The U.S Centers for Medicare & Medicaid Services (CMS) is implementing a “period of enhanced oversight” for new hospices in California, Nevada, Arizona and Texas.
A key component of the enhanced oversight includes a medical review of claims before a Medicare Administrative Contractor (MAC) will pay them.
These actions follow reports of potentially unethical or illegal practices among hospices, particularly among new companies popping up in those four states, which have spurred calls for stronger oversight from lawmakers and other stakeholders.
“CMS is placing newly enrolling hospices located in Arizona, California, Nevada, and Texas in a provisional period of enhanced oversight. Over the last 12 months, we’ve received numerous reports of hospice fraud, waste, and abuse,” the agency indicated in a Medicare Learning Network alert. “The number of enrolled hospices has also increased significantly in these states, raising serious concerns about market oversaturation.”
The enhanced oversight period applies to hospices in those four states that are newly enrolled in the Medicare program as of July 13, as well as those who are submitting or undergoing a change in ownership.
Individual hospices will receive notice from CMS that they will be receiving this additional oversight, which can last from 30 days to as long as a year. Hospices that do not respond to requests from CMS may see claims denied or their Medicare certification revoked.
This is the latest development in CMS’ response to a surge of newly licensed hospices in California, Arizona, Texas and Nevada. Many of these have been accused of gaming the Medicare system and delivering poor-quality care.
In some instances, multiple hospices have been operating out of the same address without a corresponding increase in the population of eligible patients. Some individuals also hold management positions at several of these hospices simultaneously.

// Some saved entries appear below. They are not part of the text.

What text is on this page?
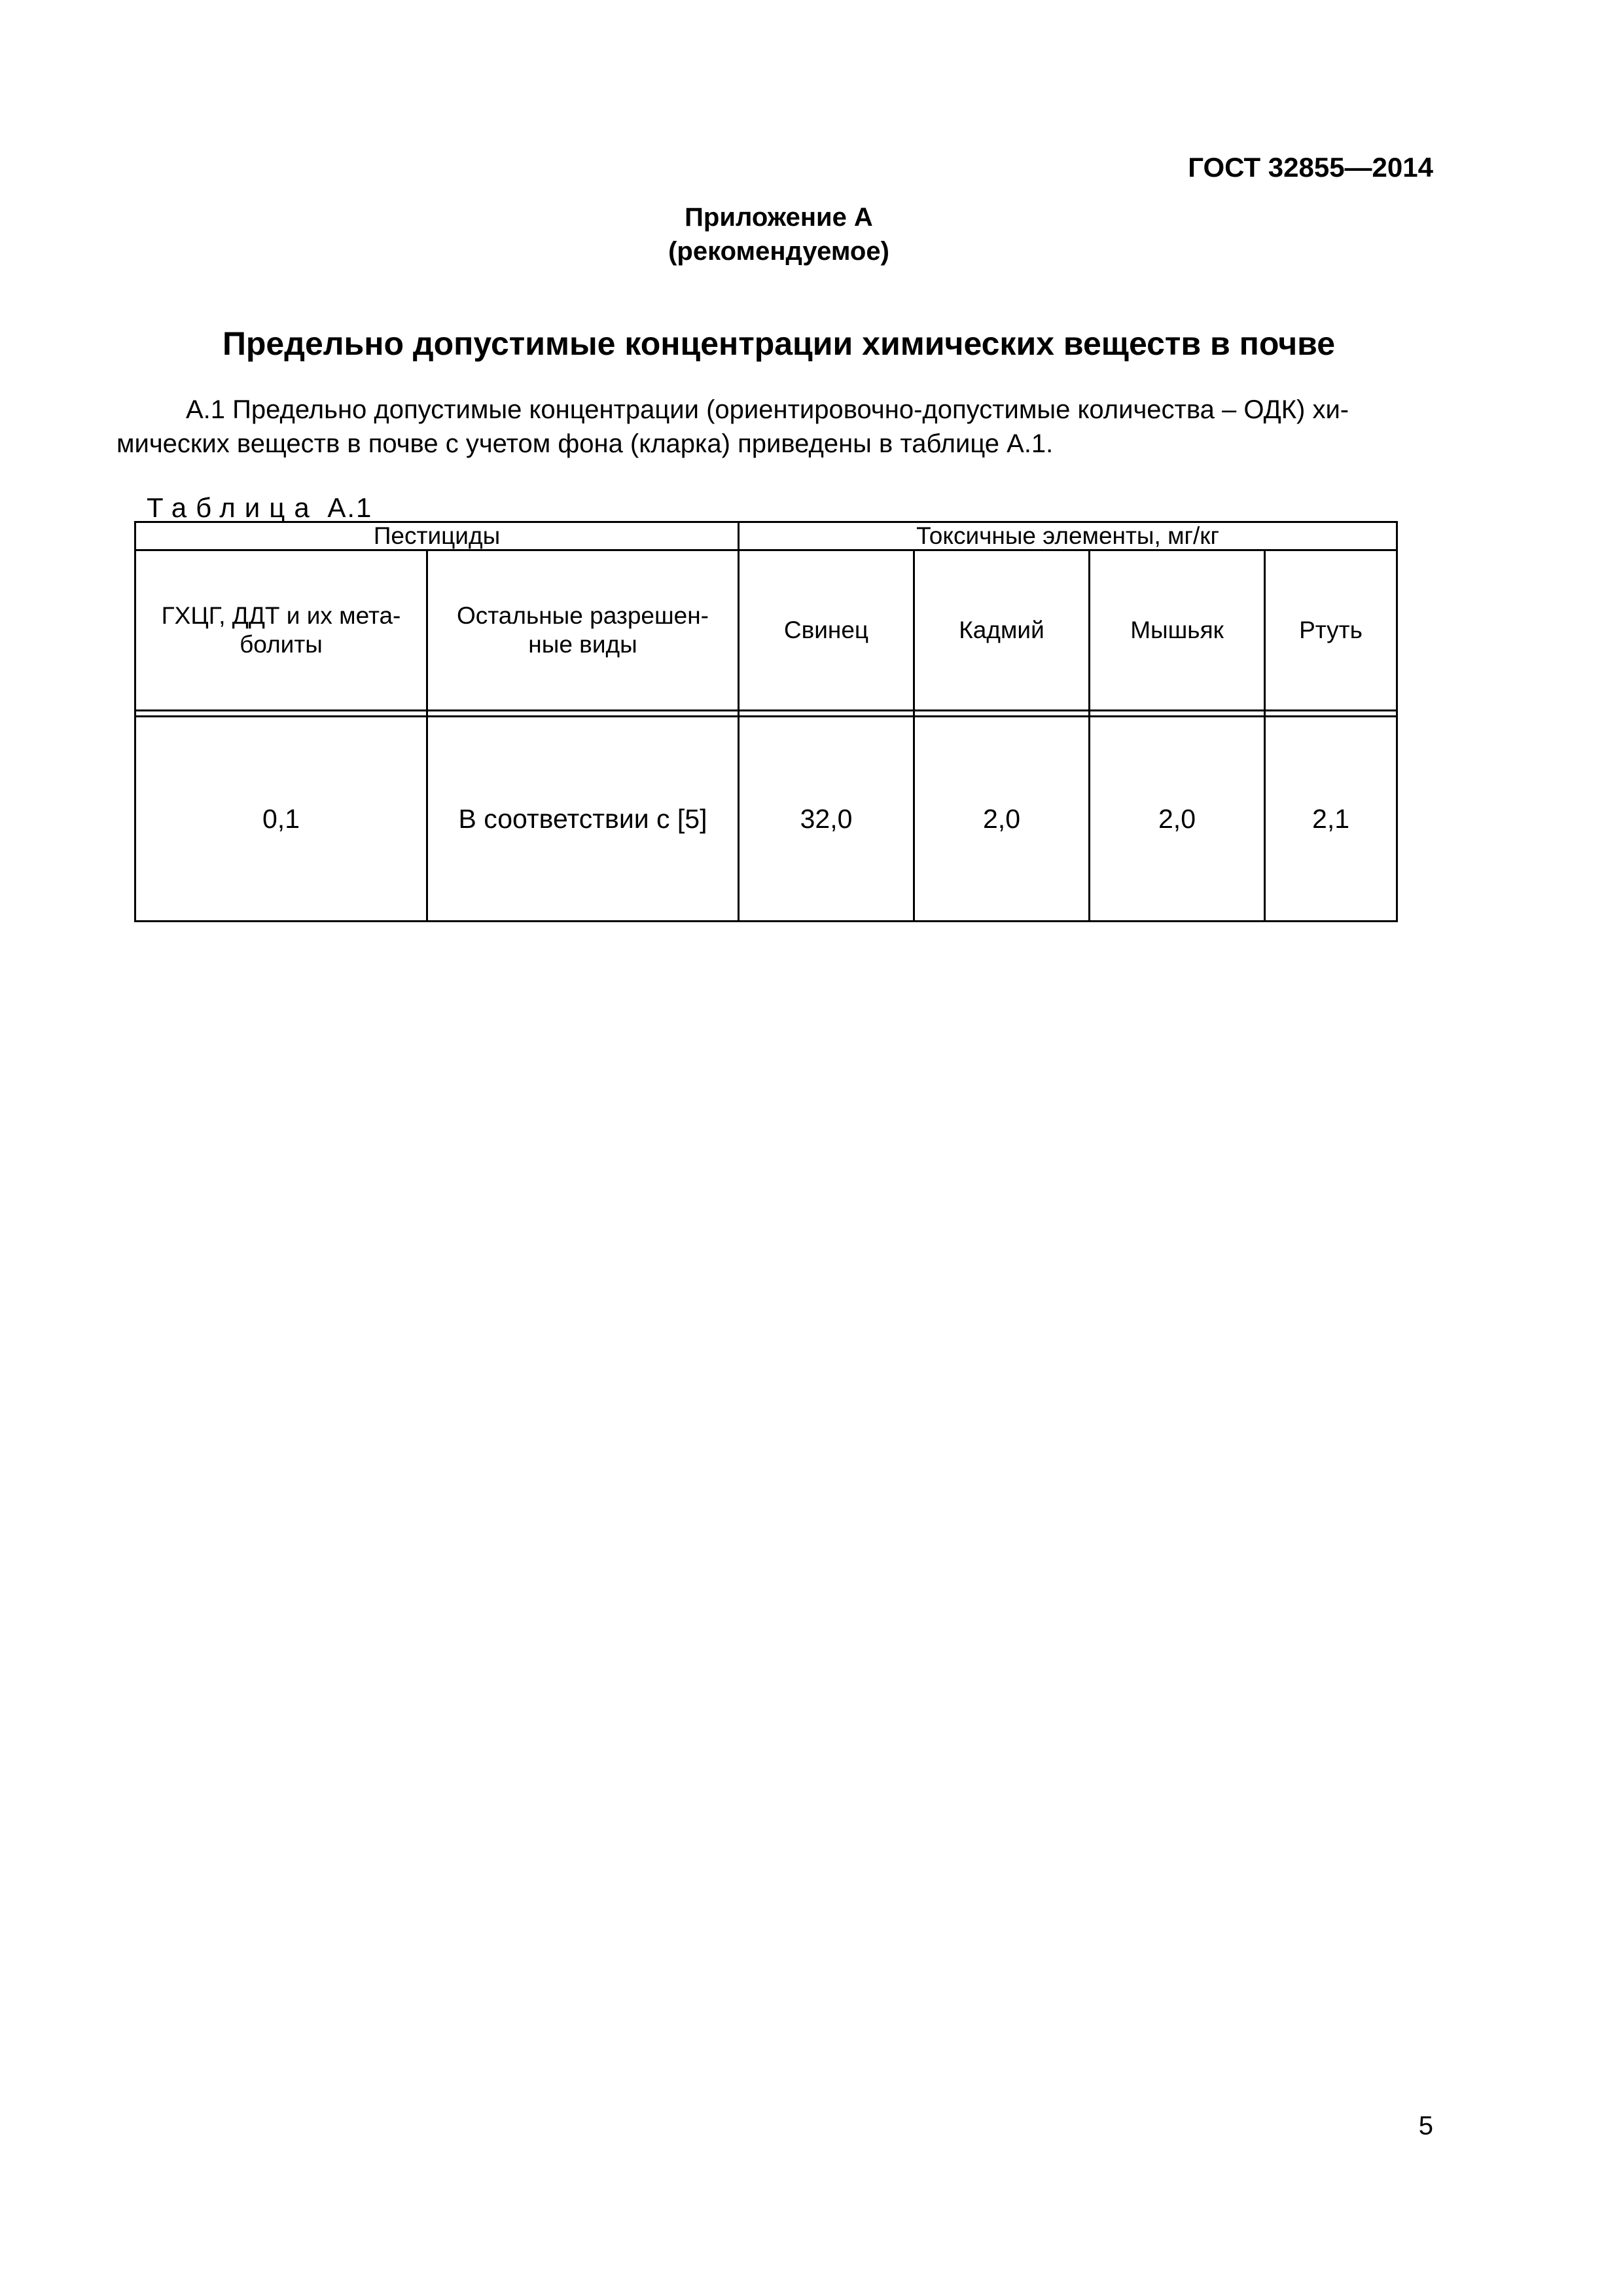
ГОСТ 32855—2014
Приложение А
(рекомендуемое)
Предельно допустимые концентрации химических веществ в почве
А.1 Предельно допустимые концентрации (ориентировочно-допустимые количества – ОДК) хи-
мических веществ в почве с учетом фона (кларка) приведены в таблице А.1.
Таблица А.1
Пестициды		Токсичные элементы, мг/кг			
ГХЦГ, ДДТ и их мета-болиты	Остальные разрешен-ные виды	Свинец	Кадмий	Мышьяк	Ртуть

0,1	В соответствии с [5]	32,0	2,0	2,0	2,1
5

The resulting outcry from hospice organizations and lawmakers has led CMS to publish hospice ownership data, as well as propose a number of regulations. These include a 36-month ownership rule, updated mandates for certifications and denials, as well as restrictions on the types of providers who can prescribe certain medications.
The agency’s proposed hospice rule 2024 also contained a number of requests for information related to strengthening program integrity, as well as a provision that would require all physicians who order or certify hospice services for Medicare beneficiaries to be enrolled in Medicare or validly opted out.
“CMS is looking closely at the hospice industry, as we have increasing concerns about fraud, waste and abuse in this space,” the agency indicated in a statement. “While this rule takes initial steps, this is part of a larger effort by CMS to address hospice fraud, waste and abuse that will continue this year.”